ママ みつけてね【創作童話】

「ママ、かくれんぼしよう。

 10 かぞえたら、きてね。」

「わかったよ。」

 

ママは、こどもが隠れている間に家事を済ませちゃおうと考えた。

洗濯物を取り込みながら、「もういいかい?」と聞く。

小さな声で「もういいよ。」と聞こえた。

 

部屋を片付けながら、「探しにいくよー」と声をかける。

どこかから「いいよー。

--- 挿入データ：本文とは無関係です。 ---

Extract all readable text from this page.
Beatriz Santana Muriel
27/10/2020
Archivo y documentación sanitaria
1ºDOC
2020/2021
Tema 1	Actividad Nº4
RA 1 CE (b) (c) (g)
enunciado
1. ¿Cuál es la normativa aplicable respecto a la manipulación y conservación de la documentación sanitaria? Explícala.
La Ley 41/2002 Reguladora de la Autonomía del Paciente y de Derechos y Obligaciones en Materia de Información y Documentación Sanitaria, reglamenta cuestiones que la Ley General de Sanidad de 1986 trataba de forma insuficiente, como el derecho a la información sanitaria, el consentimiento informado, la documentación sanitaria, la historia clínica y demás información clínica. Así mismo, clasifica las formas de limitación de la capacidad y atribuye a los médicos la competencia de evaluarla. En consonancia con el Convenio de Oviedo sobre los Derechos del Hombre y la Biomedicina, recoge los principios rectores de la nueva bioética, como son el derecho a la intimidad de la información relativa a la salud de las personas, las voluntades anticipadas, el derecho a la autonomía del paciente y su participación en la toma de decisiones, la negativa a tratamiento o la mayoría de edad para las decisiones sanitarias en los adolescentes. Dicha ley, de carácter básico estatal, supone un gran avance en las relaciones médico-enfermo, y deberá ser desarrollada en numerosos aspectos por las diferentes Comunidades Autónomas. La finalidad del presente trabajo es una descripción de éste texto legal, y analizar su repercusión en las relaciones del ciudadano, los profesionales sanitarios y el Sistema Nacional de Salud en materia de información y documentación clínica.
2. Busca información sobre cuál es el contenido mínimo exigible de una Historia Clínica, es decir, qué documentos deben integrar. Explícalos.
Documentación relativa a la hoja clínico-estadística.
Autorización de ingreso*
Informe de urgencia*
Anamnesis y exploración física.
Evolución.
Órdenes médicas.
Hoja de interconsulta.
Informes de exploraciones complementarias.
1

」と聞こえた。

「遊んで、遊んで」の催促がないから、家事が進む。

 

野菜を切りながら、「もういいかい?」と聞く。

あれ?返事がない。

何度も、何度も、「もういいかい?」と聞いた。

返事がない。

ママは、夕食の準備をやめて、本気で探し始めた。

 

 

 

わたしは かくれてる

ずっと かくれてる

ママ はやく みつけてくれないかな

 

 

 

「もういいかい?」大きな声で聞いた。

返事がない。

玄関の靴は、ある。

大丈夫、外には行っていない。

 

「もういいかい?」もっと大きな声で聞く。

返事がない。

お風呂を覗く。

大丈夫、溺れていない。

一つ、一つ、不安を消していく。

 

 

 

まっくらで こわくって でも じっとしてる

ほんとうは ひとりじゃ こわい

ほんとうは ママと いっしょに かくれたい

ママ 

ママ

はやく みつけてね

 

 

 

ママは、必死で探していた。

どこにいった?

全然、見つからない。

ベランダへの窓、鍵がかかっている。

大丈夫、外には行っていない。

 

クローゼットの中、やっと見つけた。

こどもはすやすや眠ってた。

暗くて、いつの間にか寝ちゃってたんだ。

ママは、ゆっくり抱っこした。

そっと、そっと、抱っこした。

 

 

 

 

「ママ?」

めをあけたら ママがいた

「みいつけた。」

ママが わらっていった

いつものやさしいママのかお

 

「ママ、みつけてくれて、ありがとう。」